Yes, Tesseract black lists and whitelists are useful almost
exclusively in situations where you really don't have the blacklisted
characters anywhere in the image (otherwise Tesseract will return the
next best guess, no matter how poor) or vice-versa where you have only
the whitelisted characters in image.
The solution for achieving what you want is to set a variable telling
Tesseract to ignore any match it finds below a specified confidence
level.

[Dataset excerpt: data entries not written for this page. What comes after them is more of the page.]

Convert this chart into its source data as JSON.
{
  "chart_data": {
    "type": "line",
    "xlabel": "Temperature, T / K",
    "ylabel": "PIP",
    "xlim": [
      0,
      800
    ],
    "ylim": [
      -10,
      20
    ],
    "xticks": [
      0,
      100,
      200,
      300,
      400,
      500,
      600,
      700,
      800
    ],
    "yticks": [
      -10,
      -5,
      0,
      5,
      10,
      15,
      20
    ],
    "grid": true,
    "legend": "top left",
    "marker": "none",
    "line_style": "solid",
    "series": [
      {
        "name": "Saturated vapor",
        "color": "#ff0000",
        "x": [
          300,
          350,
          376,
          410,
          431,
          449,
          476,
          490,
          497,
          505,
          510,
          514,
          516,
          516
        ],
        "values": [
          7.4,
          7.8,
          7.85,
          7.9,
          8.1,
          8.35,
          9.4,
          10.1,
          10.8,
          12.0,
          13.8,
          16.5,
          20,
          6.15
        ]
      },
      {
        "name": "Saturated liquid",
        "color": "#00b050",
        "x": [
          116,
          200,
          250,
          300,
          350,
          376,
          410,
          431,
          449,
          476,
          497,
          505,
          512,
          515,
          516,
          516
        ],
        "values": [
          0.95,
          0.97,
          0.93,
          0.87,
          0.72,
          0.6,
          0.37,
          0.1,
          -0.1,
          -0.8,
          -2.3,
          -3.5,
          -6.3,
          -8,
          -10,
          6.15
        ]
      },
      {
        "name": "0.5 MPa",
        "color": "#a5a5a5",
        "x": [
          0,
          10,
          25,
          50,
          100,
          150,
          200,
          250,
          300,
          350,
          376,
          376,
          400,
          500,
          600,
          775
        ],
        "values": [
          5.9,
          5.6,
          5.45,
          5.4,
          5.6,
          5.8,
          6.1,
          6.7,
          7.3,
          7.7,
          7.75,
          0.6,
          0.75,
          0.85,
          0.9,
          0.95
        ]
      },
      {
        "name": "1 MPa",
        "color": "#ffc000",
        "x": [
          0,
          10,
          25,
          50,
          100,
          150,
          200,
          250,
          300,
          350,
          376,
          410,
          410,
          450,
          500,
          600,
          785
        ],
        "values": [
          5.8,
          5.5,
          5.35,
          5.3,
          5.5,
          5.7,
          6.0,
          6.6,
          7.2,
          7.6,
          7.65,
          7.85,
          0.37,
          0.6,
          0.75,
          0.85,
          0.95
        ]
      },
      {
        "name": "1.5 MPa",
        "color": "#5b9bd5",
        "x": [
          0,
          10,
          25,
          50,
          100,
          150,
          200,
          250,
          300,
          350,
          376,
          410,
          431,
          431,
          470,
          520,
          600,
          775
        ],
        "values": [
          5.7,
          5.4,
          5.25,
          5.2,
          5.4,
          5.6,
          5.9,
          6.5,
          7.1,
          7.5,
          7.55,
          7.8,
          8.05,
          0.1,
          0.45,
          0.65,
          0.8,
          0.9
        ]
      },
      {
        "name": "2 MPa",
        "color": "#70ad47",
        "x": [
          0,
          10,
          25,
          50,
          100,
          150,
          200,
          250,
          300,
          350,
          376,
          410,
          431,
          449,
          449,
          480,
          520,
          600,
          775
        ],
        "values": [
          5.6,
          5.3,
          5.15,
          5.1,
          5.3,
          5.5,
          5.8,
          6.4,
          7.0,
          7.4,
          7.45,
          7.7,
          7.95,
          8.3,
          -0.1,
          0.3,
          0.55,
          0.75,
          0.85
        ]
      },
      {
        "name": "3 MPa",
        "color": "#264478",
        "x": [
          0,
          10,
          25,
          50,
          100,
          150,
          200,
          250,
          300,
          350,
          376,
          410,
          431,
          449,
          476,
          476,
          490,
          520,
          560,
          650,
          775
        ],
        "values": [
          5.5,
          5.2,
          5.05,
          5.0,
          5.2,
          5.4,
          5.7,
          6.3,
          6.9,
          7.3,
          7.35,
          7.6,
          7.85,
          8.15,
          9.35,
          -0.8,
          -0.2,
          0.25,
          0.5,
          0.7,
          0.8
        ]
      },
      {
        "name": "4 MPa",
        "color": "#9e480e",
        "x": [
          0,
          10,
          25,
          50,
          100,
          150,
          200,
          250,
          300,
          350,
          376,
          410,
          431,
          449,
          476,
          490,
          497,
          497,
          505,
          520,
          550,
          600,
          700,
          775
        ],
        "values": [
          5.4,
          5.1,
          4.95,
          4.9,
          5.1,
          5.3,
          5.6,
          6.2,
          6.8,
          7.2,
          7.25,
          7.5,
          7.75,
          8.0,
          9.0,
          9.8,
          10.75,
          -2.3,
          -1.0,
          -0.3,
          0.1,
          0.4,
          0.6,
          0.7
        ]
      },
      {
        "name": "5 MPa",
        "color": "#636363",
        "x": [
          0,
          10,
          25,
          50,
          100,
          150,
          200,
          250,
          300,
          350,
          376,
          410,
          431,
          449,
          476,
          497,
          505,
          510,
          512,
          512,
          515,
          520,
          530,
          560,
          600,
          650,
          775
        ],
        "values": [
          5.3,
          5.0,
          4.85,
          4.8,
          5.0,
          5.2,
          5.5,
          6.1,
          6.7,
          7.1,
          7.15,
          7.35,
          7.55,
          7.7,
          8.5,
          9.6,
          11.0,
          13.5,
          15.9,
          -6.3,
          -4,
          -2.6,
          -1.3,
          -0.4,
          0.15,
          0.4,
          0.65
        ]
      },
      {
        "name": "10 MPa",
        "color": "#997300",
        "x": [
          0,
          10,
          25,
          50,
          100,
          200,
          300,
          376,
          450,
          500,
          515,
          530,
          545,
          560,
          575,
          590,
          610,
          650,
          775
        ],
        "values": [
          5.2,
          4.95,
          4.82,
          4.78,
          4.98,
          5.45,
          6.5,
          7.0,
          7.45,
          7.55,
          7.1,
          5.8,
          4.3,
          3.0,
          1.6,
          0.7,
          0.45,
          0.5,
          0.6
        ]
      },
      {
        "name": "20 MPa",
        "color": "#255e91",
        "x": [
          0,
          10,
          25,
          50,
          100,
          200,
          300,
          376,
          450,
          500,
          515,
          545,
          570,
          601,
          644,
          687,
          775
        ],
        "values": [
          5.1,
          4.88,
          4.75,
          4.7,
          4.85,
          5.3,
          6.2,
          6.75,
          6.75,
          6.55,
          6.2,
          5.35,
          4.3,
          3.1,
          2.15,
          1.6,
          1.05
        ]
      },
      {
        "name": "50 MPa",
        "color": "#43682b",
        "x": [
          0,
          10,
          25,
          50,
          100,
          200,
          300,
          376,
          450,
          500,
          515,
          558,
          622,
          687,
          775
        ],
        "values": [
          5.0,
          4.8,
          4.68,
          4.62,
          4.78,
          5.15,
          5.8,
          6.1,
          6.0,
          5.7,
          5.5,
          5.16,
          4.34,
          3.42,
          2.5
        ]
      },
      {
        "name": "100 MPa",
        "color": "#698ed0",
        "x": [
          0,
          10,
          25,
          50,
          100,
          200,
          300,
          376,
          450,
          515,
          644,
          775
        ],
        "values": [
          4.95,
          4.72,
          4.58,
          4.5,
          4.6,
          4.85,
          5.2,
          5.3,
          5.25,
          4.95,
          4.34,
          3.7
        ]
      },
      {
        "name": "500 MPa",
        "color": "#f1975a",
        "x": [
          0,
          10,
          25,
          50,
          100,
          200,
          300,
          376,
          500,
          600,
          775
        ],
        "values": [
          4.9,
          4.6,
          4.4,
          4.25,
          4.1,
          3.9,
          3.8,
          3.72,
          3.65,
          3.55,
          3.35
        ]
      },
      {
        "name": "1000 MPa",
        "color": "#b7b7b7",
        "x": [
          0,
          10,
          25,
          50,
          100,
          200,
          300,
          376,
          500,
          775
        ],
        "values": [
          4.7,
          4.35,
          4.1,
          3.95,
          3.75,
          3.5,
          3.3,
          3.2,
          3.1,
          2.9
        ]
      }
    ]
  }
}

I wouldn't be surprised if there is such a variable but I have
no idea what it is.
We take a different approach to detecting numbers with tolerance for
errors: we define in our regular expressions a long list of letters we
accept as digits them convert - but we do that only when it helps us
complete a pattern. For example:
- in (88B)1G2-2345 we accept and map to (888)162-2345
- but in "BB (123)456-7861" we leave the B's alone
Patrick
On Jul 1, 8:35 am, 8flm6 <
8f...@gmx.de> wrote:
> Hello,
> I'm trying to apply White- and Blacklists to my OCR-result. If I call:
> SetVariable("tessedit_char_whitelist", "0123456789")
>
> Then all characters in the result are converted to numbers between 0
> and 9. Is that the correct behaviour
> of this option? After my understanding of a whitelist, only those
> characters should returned which are
> defined in the list, all others should be blocked.
> The same with the blacklist. I call:
> SetVariable("tessedit_char_blacklist", "0123456789")
>
> This option converts all occurences of numbers to random characters.
>
> This is the image I used:
https://docs.google.com/leaf?id=0B2ifXewLRYsdMzY3MzIwMTUtZTkxNS00ZDM1...